Je vérifie déjà ce qu'on m'avait dit : je n'ai pas du tout les mêmes problèmes que mes collègues avec les mêmes élèves. Y. B., qu'on m'avait présenté comme un élève complètement ingérable (l'an dernier en histoire-géographie, cette année en français) ne me pose vraiment pas de souci particulier ; il est arrivé en retard dans l'année (rentré de vacances une semaine après la reprise), mais il m'a demandé très poliment si je pouvais lui donner une copie des documents que j'ai distribués, etc. À l'inverse, J. S., petite chouchoute de beaucoup de profs parce que visiblement très bonne élève, m'exaspère un peu : elle conteste souvent le cours, se plaint que l'interro orale (à laquelle elle n'a même pas encore eu droit) porte sur l'ensemble du chapitre et pas seulement sur la leçon du cours précédent… Elle a du mal à comprendre qu'ils ne sont pas censés tout oublier à chaque nouveau cours, et que tant que le chapitre n'est pas fini, j'ai besoin que le début soit compris (donc appris) pour mettre en place la fin… Tant qu'on parle de la traite négrière, les définitions de "colonie" et de "métropole" que j'ai indiquées à la première séance (sur l'Europe au XVIIIᴱ siècle) sont toujours utiles… Bref, c'est pas du tout ma chouchoute.

Sinon, des nouvelles du petit dont le père a perdu ses droits parentaux : le CPE me l'a confirmé, en m'expliquant que B. était battu par son père jusqu'à l'année dernière. Et le B. en question, vraiment un ange en classe : il dit bonjour en entrant, lève la main ni trop ni pas assez, intervient toujours de façon intelligente, dit merci quand on lui distribue des feuilles, ne bavarde pas, etc. (Et il avait l'air vraiment indigné quand j'expliquais le sort de beaucoup de filles en Inde : faut dire qu'il vit avec sa mère et ses deux sœurs, c'est le seul "homme" de la maisonnée. ^^) Bref, ça me fait de la peine pour lui qu'il ait subi ça, et je suis très contente que ça aille en s'arrangeant, même si c'est loin d'être parfait quand même… (Et lui pour le coup, il aurait plutôt tendance à être un "chouchou", s'il fallait vraiment en désigner un !)
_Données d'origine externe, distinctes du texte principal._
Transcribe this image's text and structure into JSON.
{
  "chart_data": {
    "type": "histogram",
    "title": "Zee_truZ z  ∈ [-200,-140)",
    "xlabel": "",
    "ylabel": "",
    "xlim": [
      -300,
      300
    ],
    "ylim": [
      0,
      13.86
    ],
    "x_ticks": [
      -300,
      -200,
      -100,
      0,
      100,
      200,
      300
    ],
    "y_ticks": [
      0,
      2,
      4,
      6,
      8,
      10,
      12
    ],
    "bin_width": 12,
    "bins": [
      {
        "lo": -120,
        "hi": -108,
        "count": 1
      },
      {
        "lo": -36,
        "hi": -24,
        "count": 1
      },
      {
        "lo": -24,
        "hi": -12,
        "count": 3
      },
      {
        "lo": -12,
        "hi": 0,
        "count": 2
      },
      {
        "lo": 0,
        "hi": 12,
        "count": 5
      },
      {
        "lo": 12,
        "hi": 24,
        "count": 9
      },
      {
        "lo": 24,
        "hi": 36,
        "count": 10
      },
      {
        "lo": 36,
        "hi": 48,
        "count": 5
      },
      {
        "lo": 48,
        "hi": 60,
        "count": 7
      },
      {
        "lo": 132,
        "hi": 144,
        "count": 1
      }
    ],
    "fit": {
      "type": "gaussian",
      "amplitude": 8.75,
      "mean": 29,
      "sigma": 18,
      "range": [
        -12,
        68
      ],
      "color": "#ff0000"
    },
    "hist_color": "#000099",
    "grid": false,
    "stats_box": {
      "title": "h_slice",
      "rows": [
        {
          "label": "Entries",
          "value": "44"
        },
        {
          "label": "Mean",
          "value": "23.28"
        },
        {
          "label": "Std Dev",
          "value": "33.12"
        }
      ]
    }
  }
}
Bref, la semaine se termine bien. J'ai l'impression d'être là depuis une demie éternité alors que je n'ai fait que 4 cours avec chaque classe, j'ai peine à y croire. On a vraiment bien avancé partout, je me sens utile, et je sens que les relations avec les élèves deviennent relativement bonnes, même s'il reste encore pas mal de choses à mettre en place.